His extensive experience in this field includes the following:

From 2005 – 2009, he was principally engaged as Counsel to the Rosemary Nelson Inquiry which examined claims of State involvement in the murder of a high-profile lawyer in Northern Ireland. He led a team of seven Counsel and conducted the Inquiry’s hearings in Belfast in 2008 – 2009.

He represented the Mayor’s Office for Policing and Crime in the Leveson Inquiry and advised the Mid-Staffs Inquiry on procedural issues.

In 2012, he was appointed a specialist adviser to the Parliamentary Commission on Banking Standards. In that role, he conducted the first questioning on behalf of the Commission – a Parliamentary and constitutional first.

He was instructed by the specialist public inquiries team at Eversheds LLP to represent the Ecclesiastical Insurance Office (EIO), a Core Participant in the Anglican Church investigation conducted by the Independent Inquiry into Child Sexual Abuse. The EIO is the liability insurer of the vast majority of Anglican churches. He also represented the EIO as a Core Participant in the Inquiry’s Residential Schools and Accountability and Reparations investigations. The Inquiry’s final report was published on 20 October 2022.

In 2019, he led the Counsel team which acted for and advised Sir Ross Cranston in his Review of the Customer Review established by Lloyds Bank to compensate customers for losses arising as a result of fraud at the HBOS Impaired Assets office in Reading.

For over 25 years, he has been involved in a series of cases arising out of disputes and problems in the insurance and reinsurance market.

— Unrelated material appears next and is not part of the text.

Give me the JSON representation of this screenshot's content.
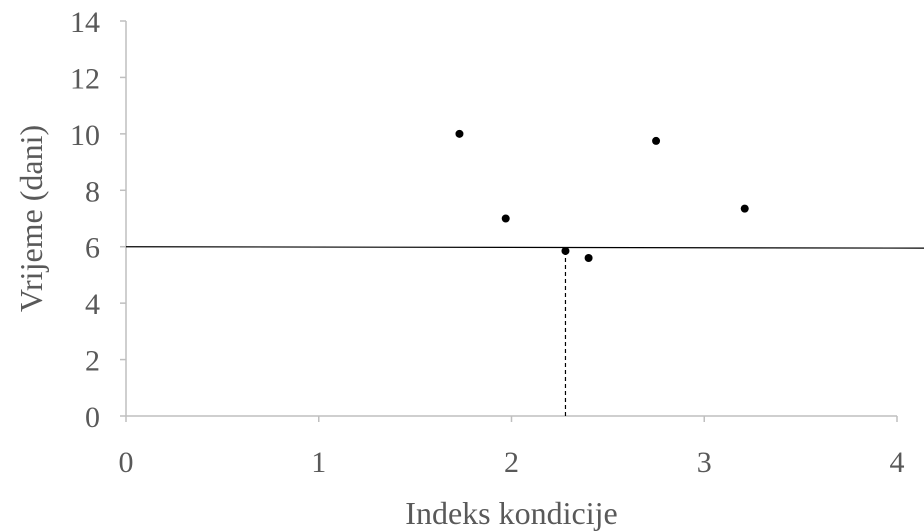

Insurance issues are also a regular feature of his work in other specialist areas, for example his financial services and regulatory work, his work for the EIO in the Independent Inquiry into Child Sexual Abuse and his professional negligence work.

He has acted for Claimants and Defendants in many types of professional negligence cases, ranging from actuaries to auctioneers. He has developed a particular expertise in brokers’ cases, which is a logical extension of his insurance and reinsurance work.

Rory is regularly asked to draw on his huge experience of managing very substantial litigation in providing strategic advice to private clients, whether high net worth individuals or corporations, in high value and high-profile litigation, often with a multi-jurisdictional dimension.